According to Taylor University’s student newspaper, The Echo, an email sent to the faculty members charged Spiegel with violating the institution’s biblical values.
The email says that the administration worked toward reconciliation, but claimed that “in this case restoration was not possible.”
[RELATED: STUDY: Conservative students feel pressure to self-censor]
Spiegel had performed the song on multiple past occasions, even for a university-wide audience, without complaint from students or the administration. In 2010, Spiegel said that he performed the song for an audience of more than 1,000 during a chapel service.
He said he performed it another time at a retreat where the full faculty of the University was present. Spiegel said that both times there were neither complaints about the song nor confusion about its message, according to the student newspaper.
Though the university accused Spiegel of violating its Christian principles, he denies this accusation categorically.
In a timeline dealing with the song, Spiegel wrote that “the video itself is theologically orthodox and in no way supportive of violence or anti-Semitism.”
“Those accusations are patently unreasonable and even slanderous," he said, further stating that "any complaints accordingly should be dismissed outright.” He also said “while some people might find the video offensive, this is also true of much Christian art and is even true of Scripture itself.”

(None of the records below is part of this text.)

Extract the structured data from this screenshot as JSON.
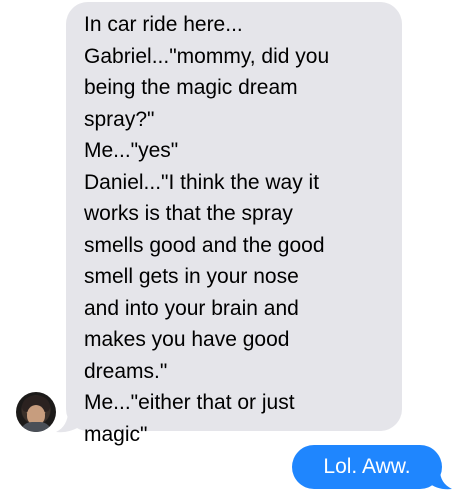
{
  "conversation": {
    "incoming": {
      "avatar_icon": "contact-avatar-photo",
      "bubble_color": "#e5e5ea",
      "lines": [
        "In car ride here...",
        "Gabriel...\"mommy, did you",
        "being the magic dream",
        "spray?\"",
        "Me...\"yes\"",
        "Daniel...\"I think the way it",
        "works is that the spray",
        "smells good and the good",
        "smell gets in your nose",
        "and into your brain and",
        "makes you have good",
        "dreams.\"",
        "Me...\"either that or just",
        "magic\""
      ]
    },
    "outgoing": {
      "bubble_color": "#1f86fe",
      "text": "Lol. Aww."
    }
  }
}
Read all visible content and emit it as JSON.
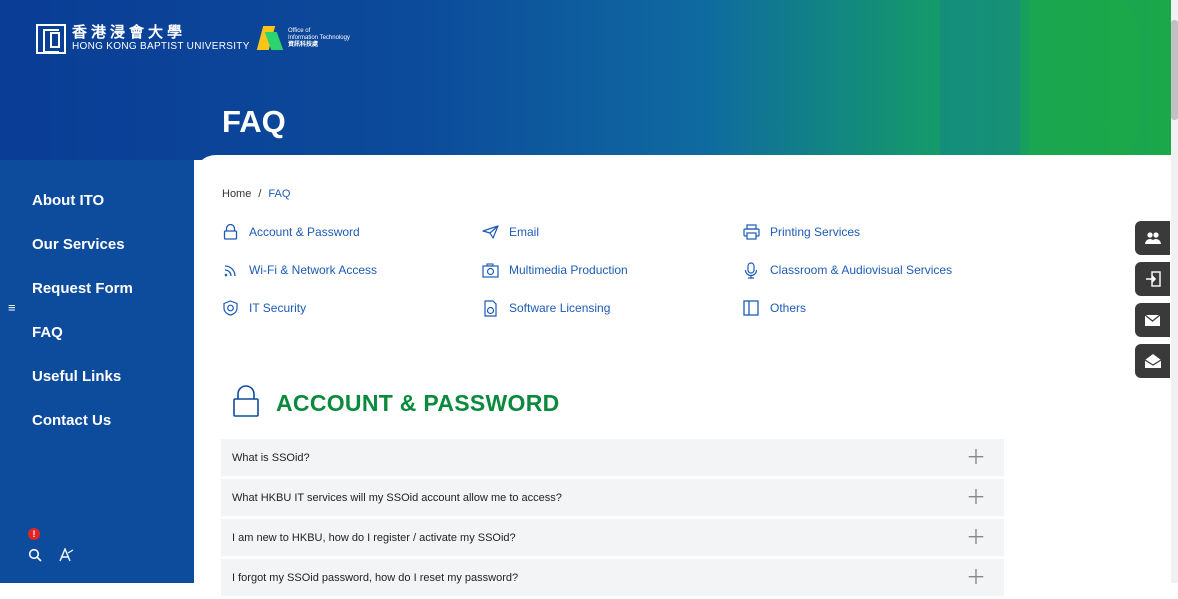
{
  "header": {
    "univ_zh": "香港浸會大學",
    "univ_en": "HONG KONG BAPTIST UNIVERSITY",
    "ito_line1": "Office of",
    "ito_line2": "Information Technology",
    "ito_zh": "資訊科技處",
    "page_title": "FAQ"
  },
  "sidebar": {
    "items": [
      {
        "label": "About ITO"
      },
      {
        "label": "Our Services"
      },
      {
        "label": "Request Form"
      },
      {
        "label": "FAQ"
      },
      {
        "label": "Useful Links"
      },
      {
        "label": "Contact Us"
      }
    ],
    "alert_badge": "!"
  },
  "breadcrumb": {
    "home": "Home",
    "sep": "/",
    "current": "FAQ"
  },
  "categories": [
    {
      "label": "Account & Password",
      "icon": "lock-icon"
    },
    {
      "label": "Email",
      "icon": "paper-plane-icon"
    },
    {
      "label": "Printing Services",
      "icon": "printer-icon"
    },
    {
      "label": "Wi-Fi & Network Access",
      "icon": "wifi-icon"
    },
    {
      "label": "Multimedia Production",
      "icon": "camera-icon"
    },
    {
      "label": "Classroom & Audiovisual Services",
      "icon": "microphone-icon"
    },
    {
      "label": "IT Security",
      "icon": "shield-icon"
    },
    {
      "label": "Software Licensing",
      "icon": "document-icon"
    },
    {
      "label": "Others",
      "icon": "book-icon"
    }
  ],
  "section": {
    "title": "ACCOUNT & PASSWORD"
  },
  "faq": [
    {
      "q": "What is SSOid?"
    },
    {
      "q": "What HKBU IT services will my SSOid account allow me to access?"
    },
    {
      "q": "I am new to HKBU, how do I register / activate my SSOid?"
    },
    {
      "q": "I forgot my SSOid password, how do I reset my password?"
    }
  ],
  "colors": {
    "brand_blue": "#0d4b9d",
    "link_blue": "#1d5bb5",
    "section_green": "#0a8a3c",
    "float_btn": "#3a3a3a"
  }
}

Spiegel’s treatment also has potential academic freedom implications. While Taylor University is a Christian institution and is private, it also takes a stance of some sensitivity regarding academic speech under normal circumstances.
Spiegel recognizes this, and told Campus Reform that at Taylor, and other Christian schools, "there are naturally biblical-moral parameters within which faculty and all other community members are expected to operate.” Spiegel believes that he hasn’t violated those parameters, saying “I’ve yet to see anything like a reasonable argument that it does.”
Spiegel claimed that “the University’s lack of censorship of faculty and staff in other cases that are morally objectionable demonstrates an arbitrariness which further undermines its authority in this case,” citing the university’s light treatment of professors who advocate BLM and gay-affirming theology, which contain elements contradicting the university’s Christian mission.
The “Little Hitler” video debacle that led to Spiegel being ousted by the university isn’t the first time Spiegel stood up against the university administration on matters of principle. Spiegel has challenged the status quo at the university for years.
In 2019, The Echo reported that Spiegel and several other faculty members circulated a petition to keep a Starbucks from opening on campus. Spiegel, who wrote the petition, claimed that Starbucks’ pro-abortion and pro-same-sex marriage corporate stances ran contrary to Taylor University’s values. He also voiced support for Taylor University inviting Vice President Mike Pence to speak at its graduation ceremony.
In the past, Taylor has censored conservative voices on its campus, despite its evangelical Christian identity. In 2018, Campus Reform reported that an underground conservative newspaper, Excalibur, was pressured by administrators and students to shut down.
[RELATED: Texas A&M event blames CHRISTIANITY for Anti-Semitism, Islamophobia (AUDIO)]
Campus Reform reached out to Taylor University for comment but didn’t receive a response in time for publication.